I just finished a Coursera (free online) course, titled "Leading Strategic Innovation in Organizations". A very interesting course that I can recommend! It uses an "innovation constraints" framework, which helps to identify potential contraints at all levels. Generating ideas is relatively easy, compared to implementing those ideas. That's why it's good to understand where barriers for implemention are (or can be).
Today's Dilbert is a good example of just one of those barriers: ideas trapped inside your head (or: not knowing how to communicate your idea).

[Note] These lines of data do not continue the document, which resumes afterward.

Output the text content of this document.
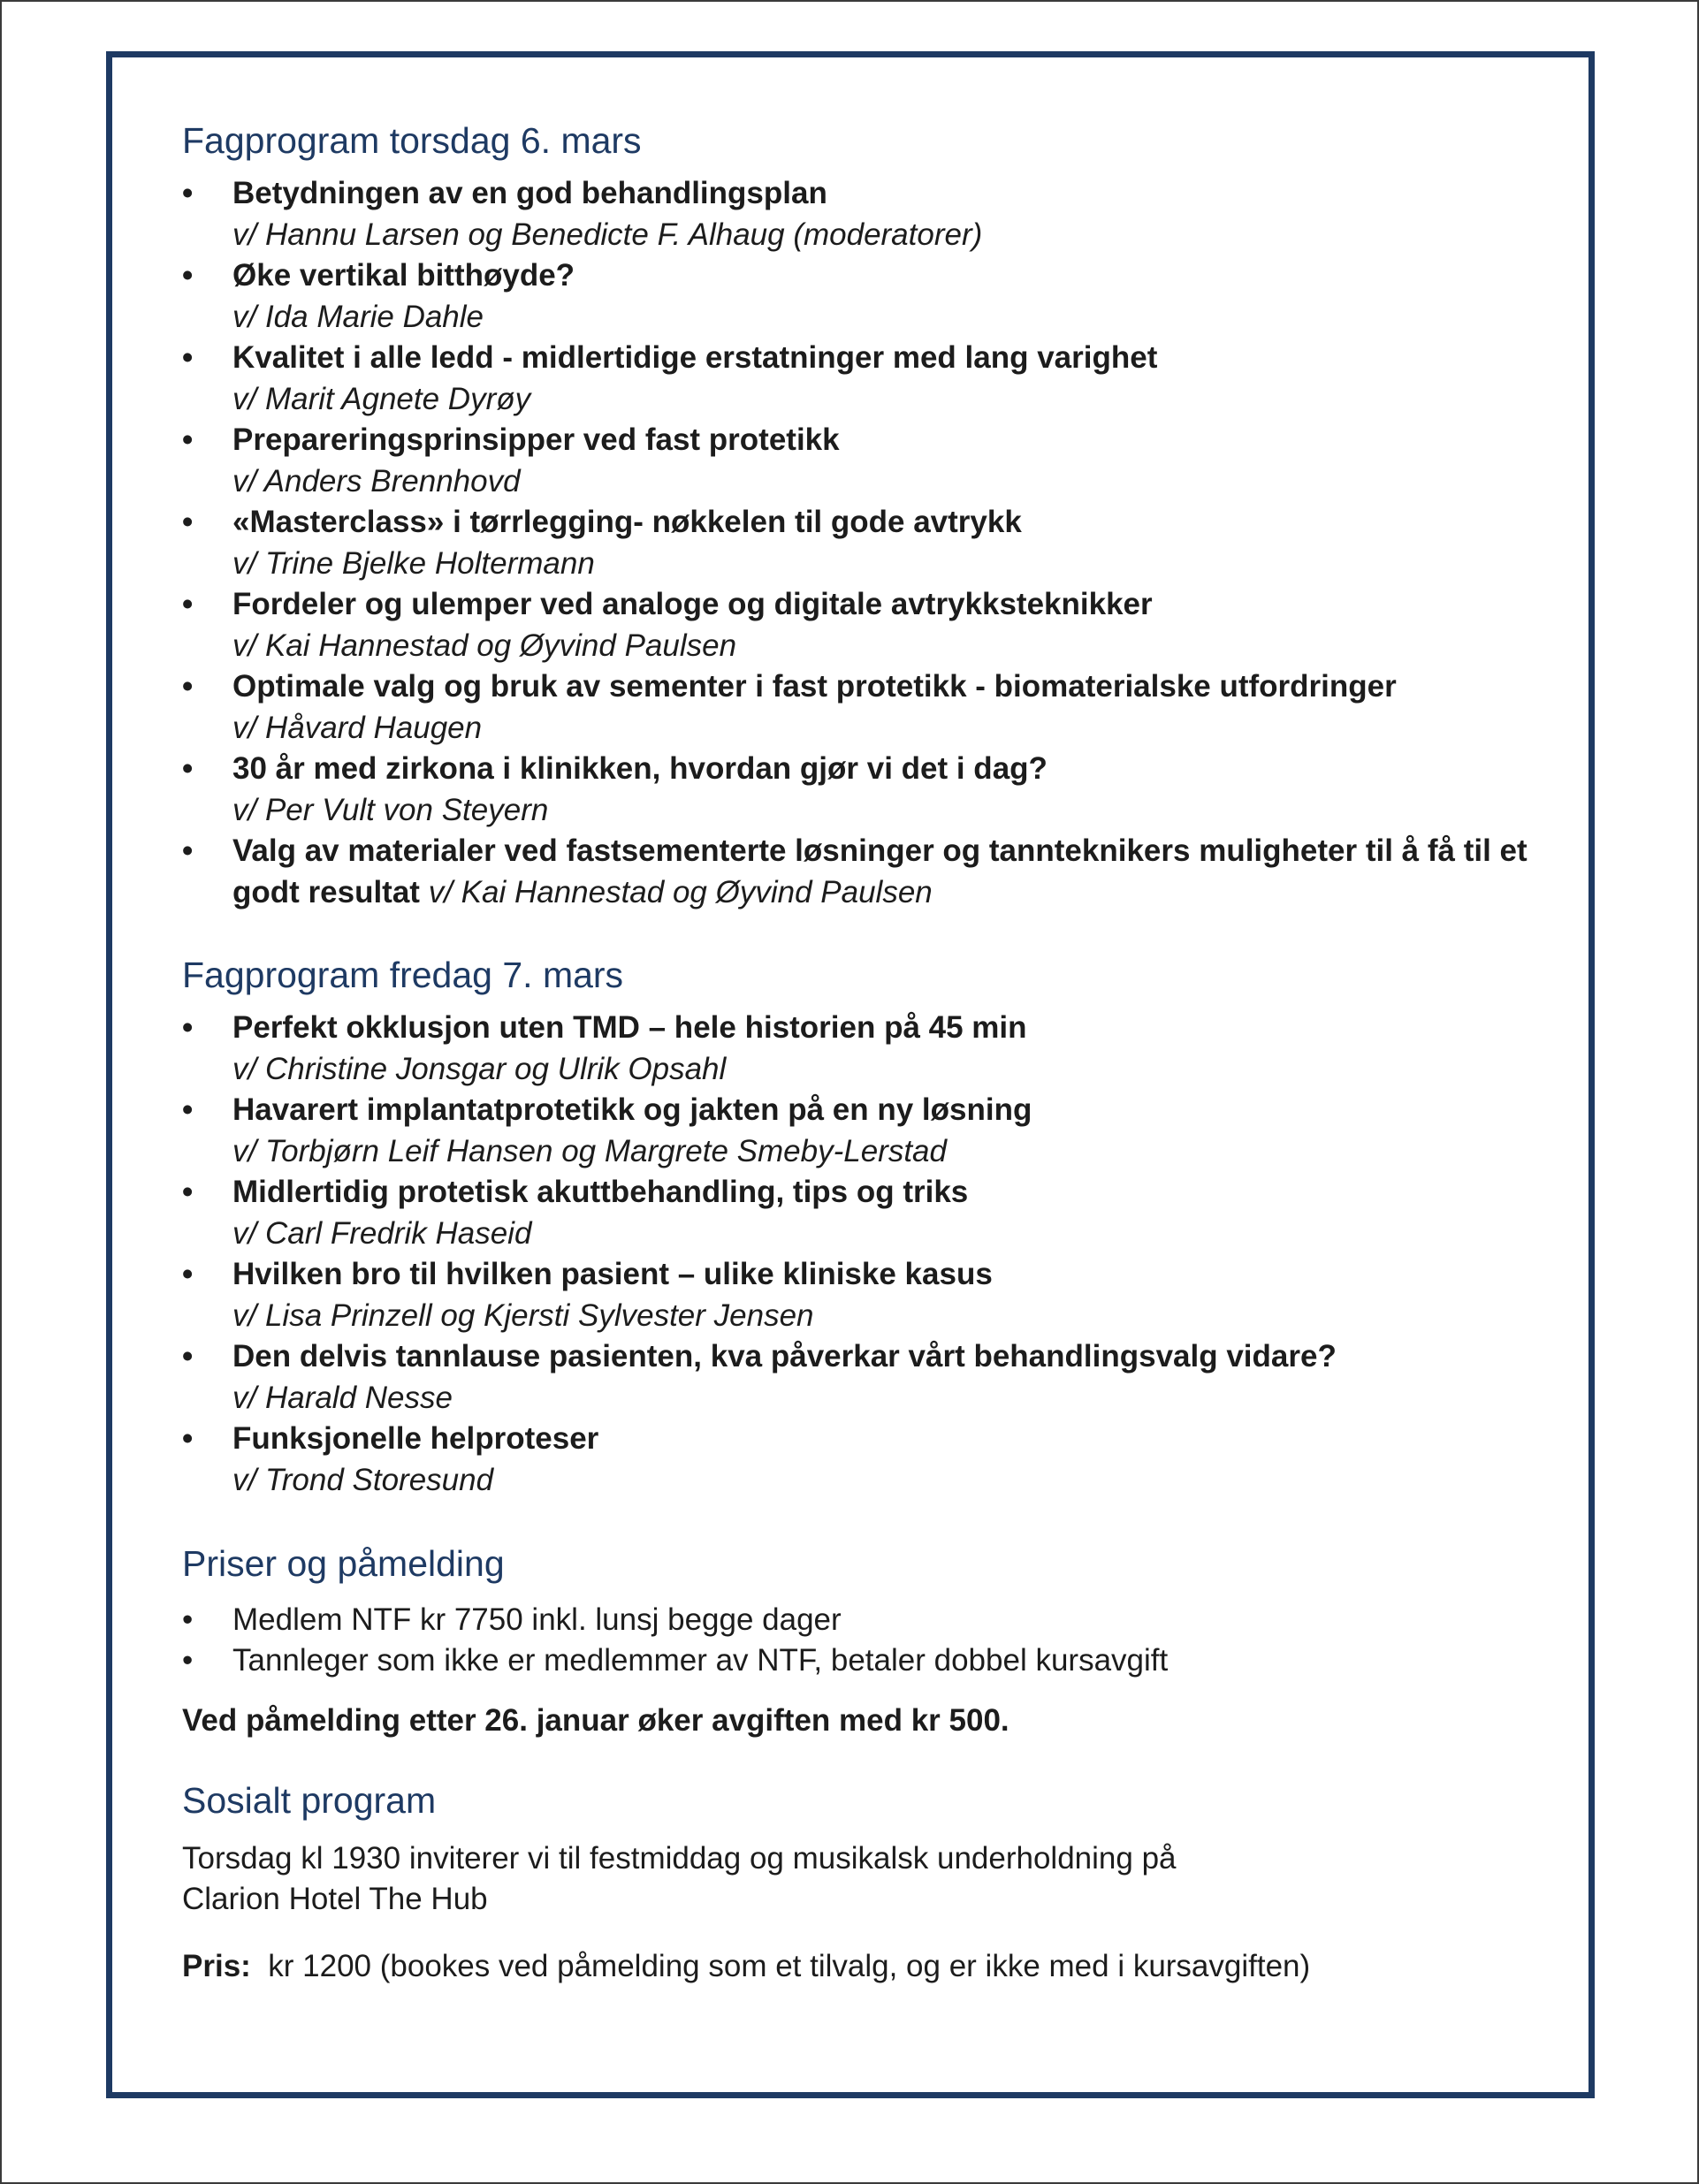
Fagprogram torsdag 6. mars
• Betydningen av en god behandlingsplan
v/ Hannu Larsen og Benedicte F. Alhaug (moderatorer)
• Øke vertikal bitthøyde?
v/ Ida Marie Dahle
• Kvalitet i alle ledd - midlertidige erstatninger med lang varighet
v/ Marit Agnete Dyrøy
• Prepareringsprinsipper ved fast protetikk
v/ Anders Brennhovd
• «Masterclass» i tørrlegging- nøkkelen til gode avtrykk
v/ Trine Bjelke Holtermann
• Fordeler og ulemper ved analoge og digitale avtrykksteknikker
v/ Kai Hannestad og Øyvind Paulsen
• Optimale valg og bruk av sementer i fast protetikk - biomaterialske utfordringer
v/ Håvard Haugen
• 30 år med zirkona i klinikken, hvordan gjør vi det i dag?
v/ Per Vult von Steyern
• Valg av materialer ved fastsementerte løsninger og tannteknikers muligheter til å få til et godt resultat v/ Kai Hannestad og Øyvind Paulsen
Fagprogram fredag 7. mars
• Perfekt okklusjon uten TMD – hele historien på 45 min
v/ Christine Jonsgar og Ulrik Opsahl
• Havarert implantatprotetikk og jakten på en ny løsning
v/ Torbjørn Leif Hansen og Margrete Smeby-Lerstad
• Midlertidig protetisk akuttbehandling, tips og triks
v/ Carl Fredrik Haseid
• Hvilken bro til hvilken pasient – ulike kliniske kasus
v/ Lisa Prinzell og Kjersti Sylvester Jensen
• Den delvis tannlause pasienten, kva påverkar vårt behandlingsvalg vidare?
v/ Harald Nesse
• Funksjonelle helproteser
v/ Trond Storesund
Priser og påmelding
• Medlem NTF kr 7750 inkl. lunsj begge dager
• Tannleger som ikke er medlemmer av NTF, betaler dobbel kursavgift

Ved påmelding etter 26. januar øker avgiften med kr 500.

Sosialt program

Torsdag kl 1930 inviterer vi til festmiddag og musikalsk underholdning på
Clarion Hotel The Hub

Pris: kr 1200 (bookes ved påmelding som et tilvalg, og er ikke med i kursavgiften)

Related to this course is an article I found through the KNOW Network / Library: Seven deadly sins of large company innovation (based on an article in Forbes with the same title). It takes a different approach to looking at innovation failures in large companies. Each of the deadly sins is accompanied by an alternative approach.
1. One and Done
2. Product Development over Customer Development
3. Death by Committee
4. Reliance on Lagging, not Leading Indicators
5. A Culture that Stiffles Entrepreneurship
6. Poorly Aligned Reward Systems
While most are on the level of the organization and its strategy, the sins will be recognized by many I think. Just take sin 5, the culture. A culture of entrepreneurship includes taking initiative and risk. How many companies allow for experimentation?
Innovation is 'in' and companies realize that they need to be innovative to stay ahead (or become leader). Changing the company and its culture is hard. That's why I liked the approach in the Coursera course, which allows for making changes at all levels, starting at the individual.